The workers believe they weren’t hired for the new jobs because of their union activity.
“It’s clear that WeWork is retaliating against us for joining the union,” said Mercis Gomez, a contracted cleaner at WeWork Empire State who was told today that she no longer had a job. “When we asked the community manager about getting hired for the new jobs she strongly encouraged us to ask for our union cards back.”
32BJ SEIU, the workers’ union, has filed an Unfair Labor Practice with the National Labor Relations Board.
Complaint: https://buildingworkers.org/wp-content/uploads/2015/08/WeWork-ULP.pdf
For the last three years, the cleaners at WeWork—most of whom are Latino immigrants— were employed by a contractor who paid them as little as $10 an hour. After they started a campaign for better jobs, WeWork responded with a plan for new building service positions that pay $15 an hour and provide some benefits.

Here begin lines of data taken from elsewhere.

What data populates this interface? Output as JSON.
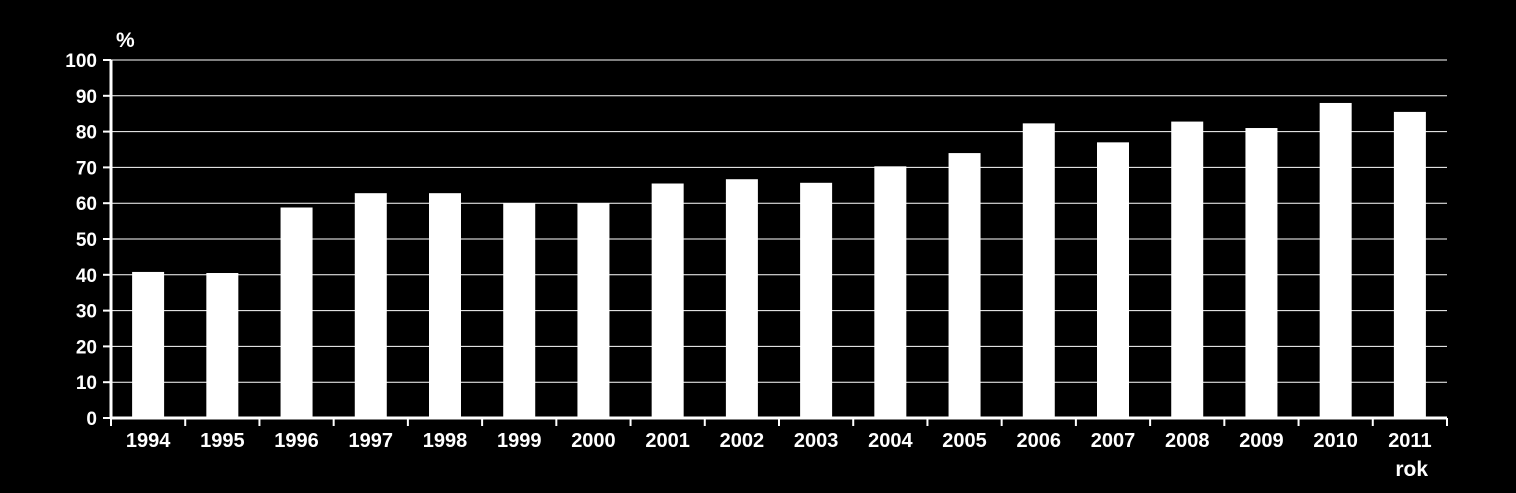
{
  "chart_data": {
    "type": "bar",
    "title": "",
    "ylabel": "%",
    "xlabel": "rok",
    "categories": [
      "1994",
      "1995",
      "1996",
      "1997",
      "1998",
      "1999",
      "2000",
      "2001",
      "2002",
      "2003",
      "2004",
      "2005",
      "2006",
      "2007",
      "2008",
      "2009",
      "2010",
      "2011"
    ],
    "values": [
      40.8,
      40.5,
      58.8,
      62.8,
      62.8,
      60.0,
      60.0,
      65.5,
      66.7,
      65.7,
      70.3,
      74.0,
      82.3,
      77.0,
      82.8,
      81.0,
      88.0,
      85.5
    ],
    "ylim": [
      0,
      100
    ],
    "yticks": [
      0,
      10,
      20,
      30,
      40,
      50,
      60,
      70,
      80,
      90,
      100
    ],
    "grid": true,
    "legend": "none",
    "colors": {
      "background": "#000000",
      "bar": "#ffffff",
      "axis": "#ffffff",
      "grid": "#ffffff",
      "text": "#ffffff"
    }
  }
}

But today more than 100 cleaners found out that WeWork has hired new cleaners to replace them. The cleaners are calling on WeWork to hire them to do the cleaning they have been doing faithfully for months or even years. They are part of the community and have had a lot of member support. That support has been building with an increasing number of WeWork members signing a petition in support of the cleaners’ campaign at www.weworkheretoo.org
“As a multi-billion dollar company with a stated mission to create spaces where its customers can ‘make a life, not a living,’ WeWork cannot afford to give their workers anything less than a wage they can actually live on,” said New York City Councilmember Margaret Chin who joined the workers at the vigil. I urge WeWork to do the right thing and rehire these workers so that they can continue to do their jobs at a fair wage with benefits. These workers, and the families they support, deserve nothing less.”
New York City Councilmember Corey Johnson, State Senator Dan Squadron and Deputy Manhattan Borough President Aldrin Bonilla also joined the workers at their vigil.
With more than 145,000 members including 70,000 in New York City, 32BJ is the largest property service workers union in the country.